Esta questão de duração excessiva gera o segundo
problema: a necessidade de manter a atenção de jovens espectadores
por mais de duas horas de exibição. Com isso, o filme passa
a funcionar na lógica do videogame, onde a cada dez minutos é
preciso uma cena de ação e "desafios", deixando o filme
num estado constante de "clímax", o que lá pela meia hora
fica cansativo, e torna os verdadeiros clímaxes automaticamente
anticlimáticos, pois comuns e sem respiração entre
eles.
Há ainda um
terceiro problema, que também é da ordem da adaptação:
a inconsistência entre a necessidade de criar um "problema" e um
vilão espetaculares, e o fato de que ele precisa ser vencido, basicamente,
por um garotinho. Assim, toda a solução final do filme soa
forçada, apressada, preguiçosa (a participação
de uma certa ave nesta parte, por exemplo, funciona como o maior dos "deus
ex machina"). Porque afirmo ser este um problema de adaptação?
Porque muitas coisas que parecem plenamente críveis ou mágicas
quando descritas em papel e na imaginação do leitor, perdem
boa parte de sua graça quando passados para a imagem na tela, e
é o que acontece seguidamente aqui (em especial podemos pensar
na encarnação física do tal "desafio" que é
o basilisco: como mito parece muito mais assustador do que sua imagem
de fato indica).
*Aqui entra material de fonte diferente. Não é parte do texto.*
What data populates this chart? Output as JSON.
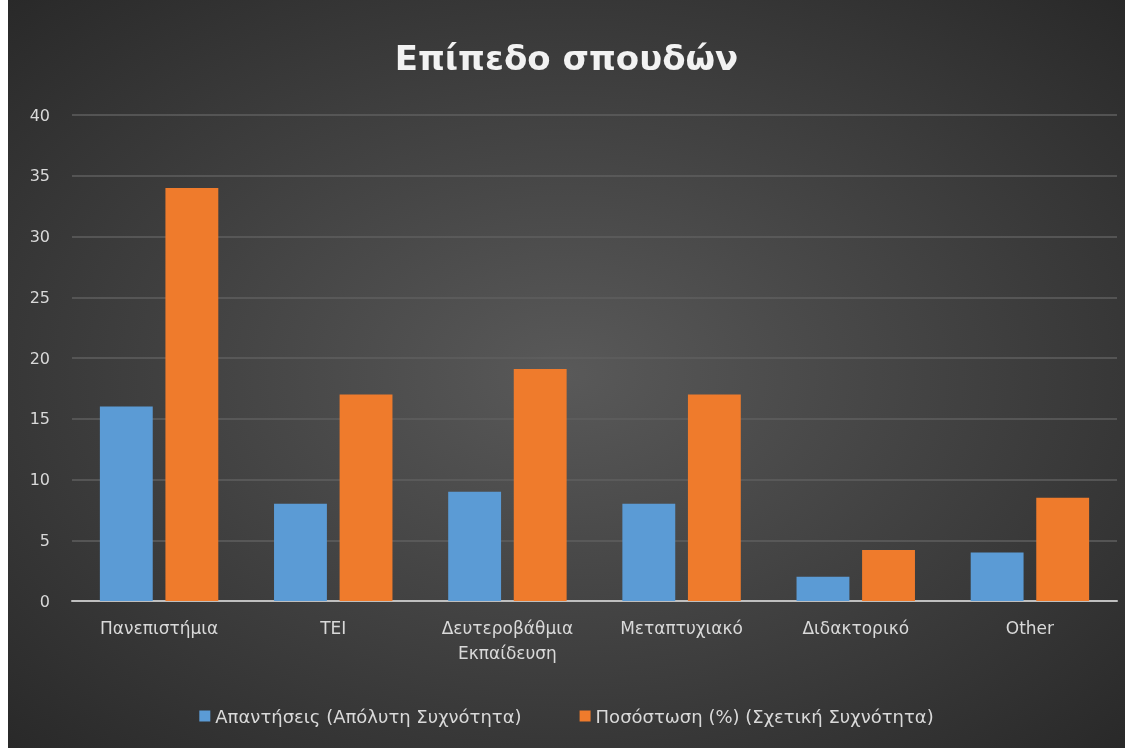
{
  "chart_data": {
    "type": "bar",
    "title": "Επίπεδο σπουδών",
    "categories": [
      "Πανεπιστήμια",
      "ΤΕΙ",
      "Δευτεροβάθμια Εκπαίδευση",
      "Μεταπτυχιακό",
      "Διδακτορικό",
      "Other"
    ],
    "series": [
      {
        "name": "Απαντήσεις (Απόλυτη Συχνότητα)",
        "color": "#5b9bd5",
        "values": [
          16,
          8,
          9,
          8,
          2,
          4
        ]
      },
      {
        "name": "Ποσόστωση (%) (Σχετική Συχνότητα)",
        "color": "#ef7b2c",
        "values": [
          34,
          17,
          19.1,
          17,
          4.2,
          8.5
        ]
      }
    ],
    "ylim": [
      0,
      40
    ],
    "yticks": [
      0,
      5,
      10,
      15,
      20,
      25,
      30,
      35,
      40
    ],
    "grid": "y",
    "legend": "bottom"
  }
}
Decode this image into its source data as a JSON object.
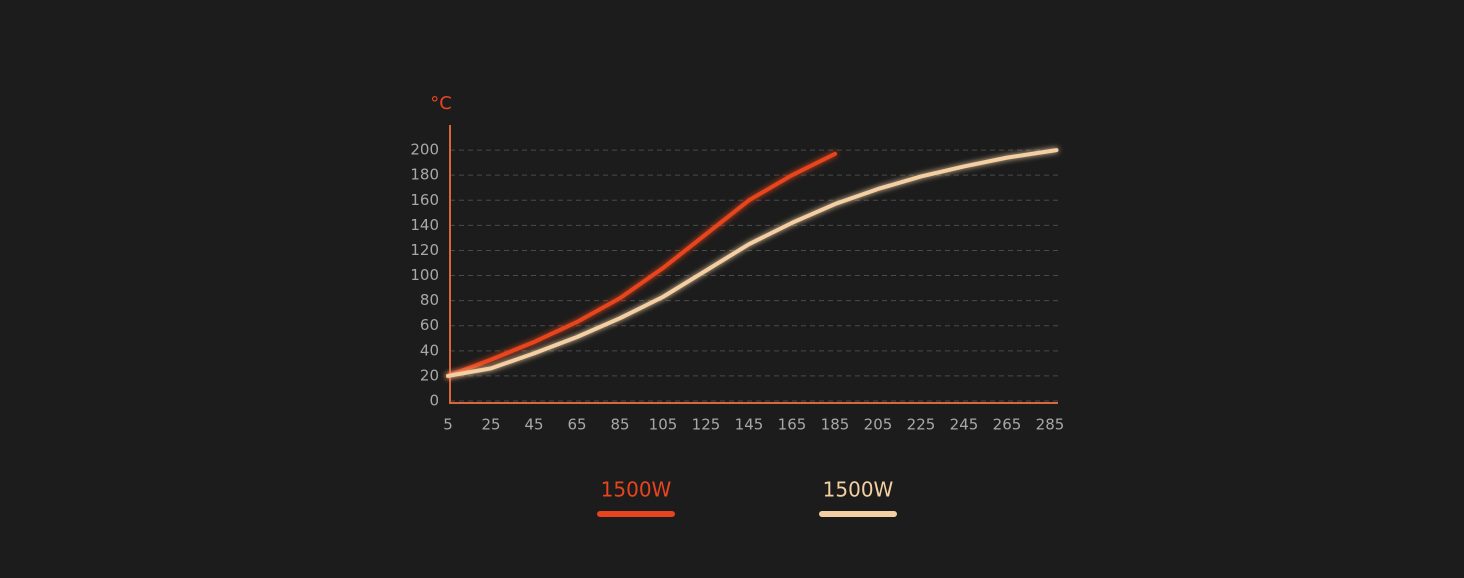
{
  "chart_data": {
    "type": "line",
    "y_unit": "°C",
    "x": [
      5,
      25,
      45,
      65,
      85,
      105,
      125,
      145,
      165,
      185,
      205,
      225,
      245,
      265,
      288
    ],
    "series": [
      {
        "name": "1500W",
        "color": "#e8441f",
        "values": [
          20,
          33,
          47,
          63,
          82,
          106,
          133,
          160,
          180,
          197,
          null,
          null,
          null,
          null,
          null
        ]
      },
      {
        "name": "1500W",
        "color": "#f3cfa3",
        "values": [
          20,
          26,
          38,
          51,
          66,
          83,
          104,
          125,
          142,
          157,
          169,
          179,
          187,
          194,
          200
        ]
      }
    ],
    "xlim": [
      5,
      288
    ],
    "ylim": [
      0,
      220
    ],
    "xticks": [
      5,
      25,
      45,
      65,
      85,
      105,
      125,
      145,
      165,
      185,
      205,
      225,
      245,
      265,
      285
    ],
    "yticks": [
      0,
      20,
      40,
      60,
      80,
      100,
      120,
      140,
      160,
      180,
      200
    ],
    "grid": true,
    "axis_color": "#d9653a"
  }
}
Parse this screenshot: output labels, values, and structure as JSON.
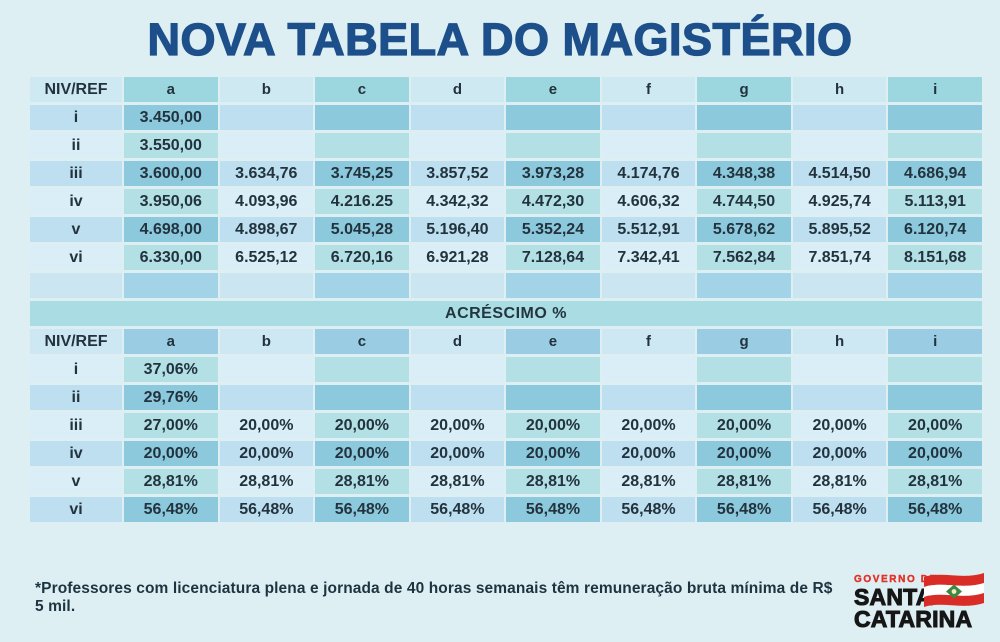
{
  "title": "NOVA TABELA DO MAGISTÉRIO",
  "colors": {
    "page_bg": "#ddeff3",
    "title": "#1d4f8b",
    "band_bg": "#a9dce3",
    "accent_dark": "#8dc9dc",
    "accent_light": "#b3e0e5",
    "plain_dark": "#bedff0",
    "plain_light": "#daeef7",
    "logo_red": "#e23229",
    "flag_green": "#3a8a41"
  },
  "table": {
    "columns": [
      "NIV/REF",
      "a",
      "b",
      "c",
      "d",
      "e",
      "f",
      "g",
      "h",
      "i"
    ],
    "salaries": {
      "rows": [
        {
          "label": "i",
          "values": [
            "3.450,00",
            "",
            "",
            "",
            "",
            "",
            "",
            "",
            ""
          ]
        },
        {
          "label": "ii",
          "values": [
            "3.550,00",
            "",
            "",
            "",
            "",
            "",
            "",
            "",
            ""
          ]
        },
        {
          "label": "iii",
          "values": [
            "3.600,00",
            "3.634,76",
            "3.745,25",
            "3.857,52",
            "3.973,28",
            "4.174,76",
            "4.348,38",
            "4.514,50",
            "4.686,94"
          ]
        },
        {
          "label": "iv",
          "values": [
            "3.950,06",
            "4.093,96",
            "4.216.25",
            "4.342,32",
            "4.472,30",
            "4.606,32",
            "4.744,50",
            "4.925,74",
            "5.113,91"
          ]
        },
        {
          "label": "v",
          "values": [
            "4.698,00",
            "4.898,67",
            "5.045,28",
            "5.196,40",
            "5.352,24",
            "5.512,91",
            "5.678,62",
            "5.895,52",
            "6.120,74"
          ]
        },
        {
          "label": "vi",
          "values": [
            "6.330,00",
            "6.525,12",
            "6.720,16",
            "6.921,28",
            "7.128,64",
            "7.342,41",
            "7.562,84",
            "7.851,74",
            "8.151,68"
          ]
        }
      ]
    },
    "band_label": "ACRÉSCIMO %",
    "increases": {
      "rows": [
        {
          "label": "i",
          "values": [
            "37,06%",
            "",
            "",
            "",
            "",
            "",
            "",
            "",
            ""
          ]
        },
        {
          "label": "ii",
          "values": [
            "29,76%",
            "",
            "",
            "",
            "",
            "",
            "",
            "",
            ""
          ]
        },
        {
          "label": "iii",
          "values": [
            "27,00%",
            "20,00%",
            "20,00%",
            "20,00%",
            "20,00%",
            "20,00%",
            "20,00%",
            "20,00%",
            "20,00%"
          ]
        },
        {
          "label": "iv",
          "values": [
            "20,00%",
            "20,00%",
            "20,00%",
            "20,00%",
            "20,00%",
            "20,00%",
            "20,00%",
            "20,00%",
            "20,00%"
          ]
        },
        {
          "label": "v",
          "values": [
            "28,81%",
            "28,81%",
            "28,81%",
            "28,81%",
            "28,81%",
            "28,81%",
            "28,81%",
            "28,81%",
            "28,81%"
          ]
        },
        {
          "label": "vi",
          "values": [
            "56,48%",
            "56,48%",
            "56,48%",
            "56,48%",
            "56,48%",
            "56,48%",
            "56,48%",
            "56,48%",
            "56,48%"
          ]
        }
      ]
    }
  },
  "footer": {
    "note": "*Professores com licenciatura plena e jornada de 40 horas semanais têm remuneração bruta mínima de R$ 5 mil."
  },
  "logo": {
    "top": "GOVERNO DE",
    "line1": "SANTA",
    "line2": "CATARINA"
  }
}
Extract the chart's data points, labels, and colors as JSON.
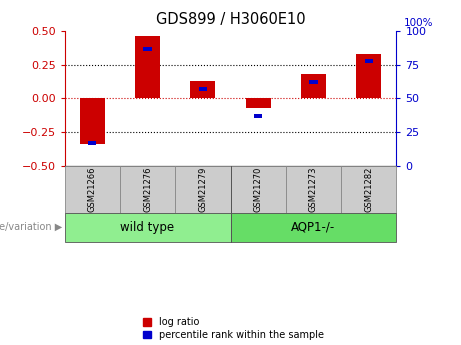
{
  "title": "GDS899 / H3060E10",
  "samples": [
    "GSM21266",
    "GSM21276",
    "GSM21279",
    "GSM21270",
    "GSM21273",
    "GSM21282"
  ],
  "log_ratio": [
    -0.34,
    0.46,
    0.13,
    -0.07,
    0.18,
    0.33
  ],
  "percentile_rank": [
    17,
    87,
    57,
    37,
    62,
    78
  ],
  "groups": [
    {
      "label": "wild type",
      "color": "#90ee90"
    },
    {
      "label": "AQP1-/-",
      "color": "#66dd66"
    }
  ],
  "bar_color_red": "#cc0000",
  "bar_color_blue": "#0000cc",
  "left_ylim": [
    -0.5,
    0.5
  ],
  "right_ylim": [
    0,
    100
  ],
  "left_yticks": [
    -0.5,
    -0.25,
    0,
    0.25,
    0.5
  ],
  "right_yticks": [
    0,
    25,
    50,
    75,
    100
  ],
  "background_color": "#ffffff",
  "axis_bg": "#ffffff",
  "legend_label_red": "log ratio",
  "legend_label_blue": "percentile rank within the sample",
  "genotype_label": "genotype/variation",
  "bar_width": 0.45,
  "blue_bar_width": 0.15,
  "blue_bar_height": 0.03
}
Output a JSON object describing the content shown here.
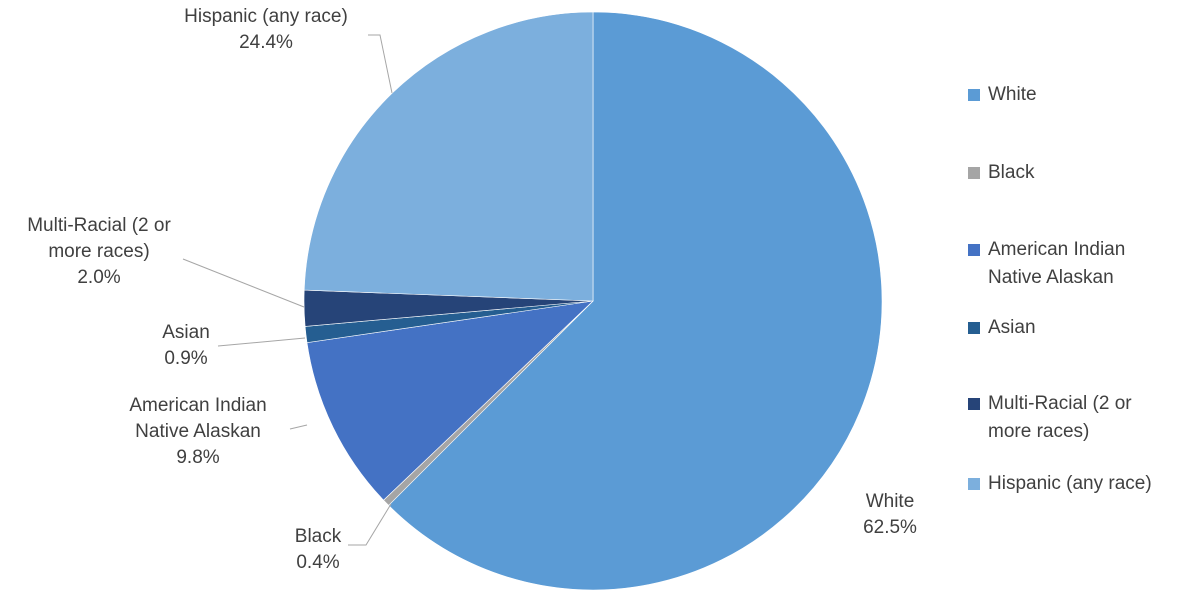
{
  "chart_data": {
    "type": "pie",
    "title": "",
    "slices": [
      {
        "name": "White",
        "name_lines": [
          "White"
        ],
        "value": 62.5,
        "label": "62.5%",
        "color": "#5b9bd5"
      },
      {
        "name": "Black",
        "name_lines": [
          "Black"
        ],
        "value": 0.4,
        "label": "0.4%",
        "color": "#a5a5a5"
      },
      {
        "name": "American Indian Native Alaskan",
        "name_lines": [
          "American Indian",
          "Native Alaskan"
        ],
        "value": 9.8,
        "label": "9.8%",
        "color": "#4472c4"
      },
      {
        "name": "Asian",
        "name_lines": [
          "Asian"
        ],
        "value": 0.9,
        "label": "0.9%",
        "color": "#255e91"
      },
      {
        "name": "Multi-Racial (2 or more races)",
        "name_lines": [
          "Multi-Racial (2 or",
          "more races)"
        ],
        "value": 2.0,
        "label": "2.0%",
        "color": "#264478"
      },
      {
        "name": "Hispanic (any race)",
        "name_lines": [
          "Hispanic (any race)"
        ],
        "value": 24.4,
        "label": "24.4%",
        "color": "#7cafdd"
      }
    ],
    "legend_position": "right",
    "start_angle": "12 o'clock, clockwise"
  }
}
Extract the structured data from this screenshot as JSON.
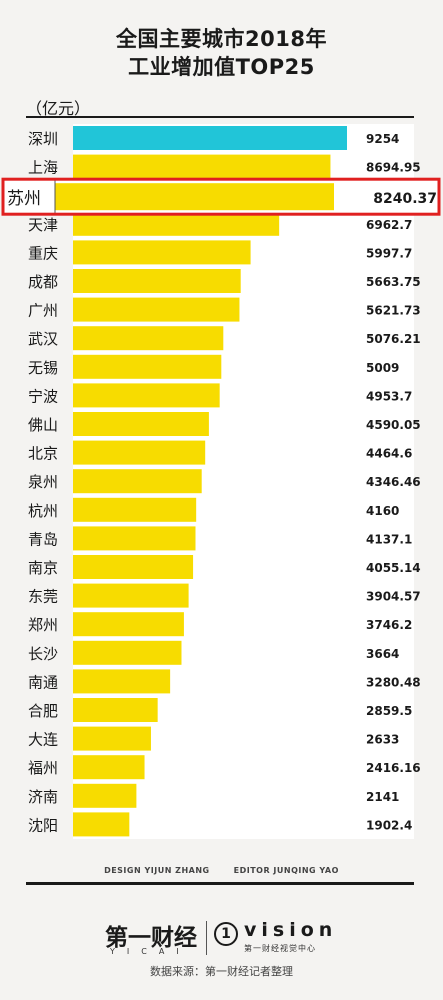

Muito melhor seria mexer um pouco com a sagrada escritura
original, criando vida própria para o filme, e liberdade para esse
tipo de situação. Acaba que muitos dos personagens do filme
vivem inconsistentes entre momentos em que são descritos ou surgem
com forças descomunais, e a necessidade de serem plenamente frágeis
logo em seguida.
A trama, então,
se arrasta e se complica muito mais do que era necessário, se pensamos
na sua posterior solução. Faz sentido num livro, onde a
leitura pode se arrastar por dias e manter o mistério. No cinema,
é só incomodativo. Enquanto isso, certos aspectos que funcionam
especialmente bem na versão cinematográfica, como a interpretação
de Kenneth Branagh ou a figura incrivelmente carismática de Dobby
(o elfo doméstico) acabam subexploradas, por precisarem dar espaço
ao que está programado no livro. Falta justamente ao diretor a
liberdade de perceber que algumas coisas funcionam muito melhor do que
outras como imagem e som, e que por isso valeria a pena aumentar sua importância
e cortar outras passagens sem qualquer charme. Mas, não, ele parece
só estar ali batendo ponto de cada passagem do livro, como qualquer
burocrata faria.
Não se negue
que, além destes pontos notados, há sensíveis melhoras
deste para o outro filme (que parecia uma introdução de
duas horas e meia): em especial um clima bastante soturno em uma série
de passagens (como o flashback a partir do diário) que são
francamente assustadores. Há na violência inerente a esta
trama uma força maior pelo discurso francamente anti-nazista que
envolve a questão de "raça pura" que lembra muito o uso
que os X-Men fazem do tema. Além de uma utilização
mais discreta, e por outro lado mais efetiva, dos efeitos visuais. Mas,
infelizmente, não mudou o principal: a sensação constante
de que nas frestas da história está tudo de mais interessante
e não utilizado pelo filme (tantas vezes aparece um pequeno detalhe
no fundo do quadro pelo qual ficamos intrigados, que logo é descartado
para a história "andar"), enquanto a necessidade de seguir a trama
engessa todo o resto e torna modorrento o que devia ser delicioso. Falta
respiro e personalidade ao Harry Potter cinematográfico, que serve
apenas como mero produto de multiplicação de receita aos
estúdios da Warner. Como figura mítica, nada acrescenta,
e até mesmo tira um pouco da aura do herói dos livros, porque
diminui em imagens e sons o que antes era imaginação.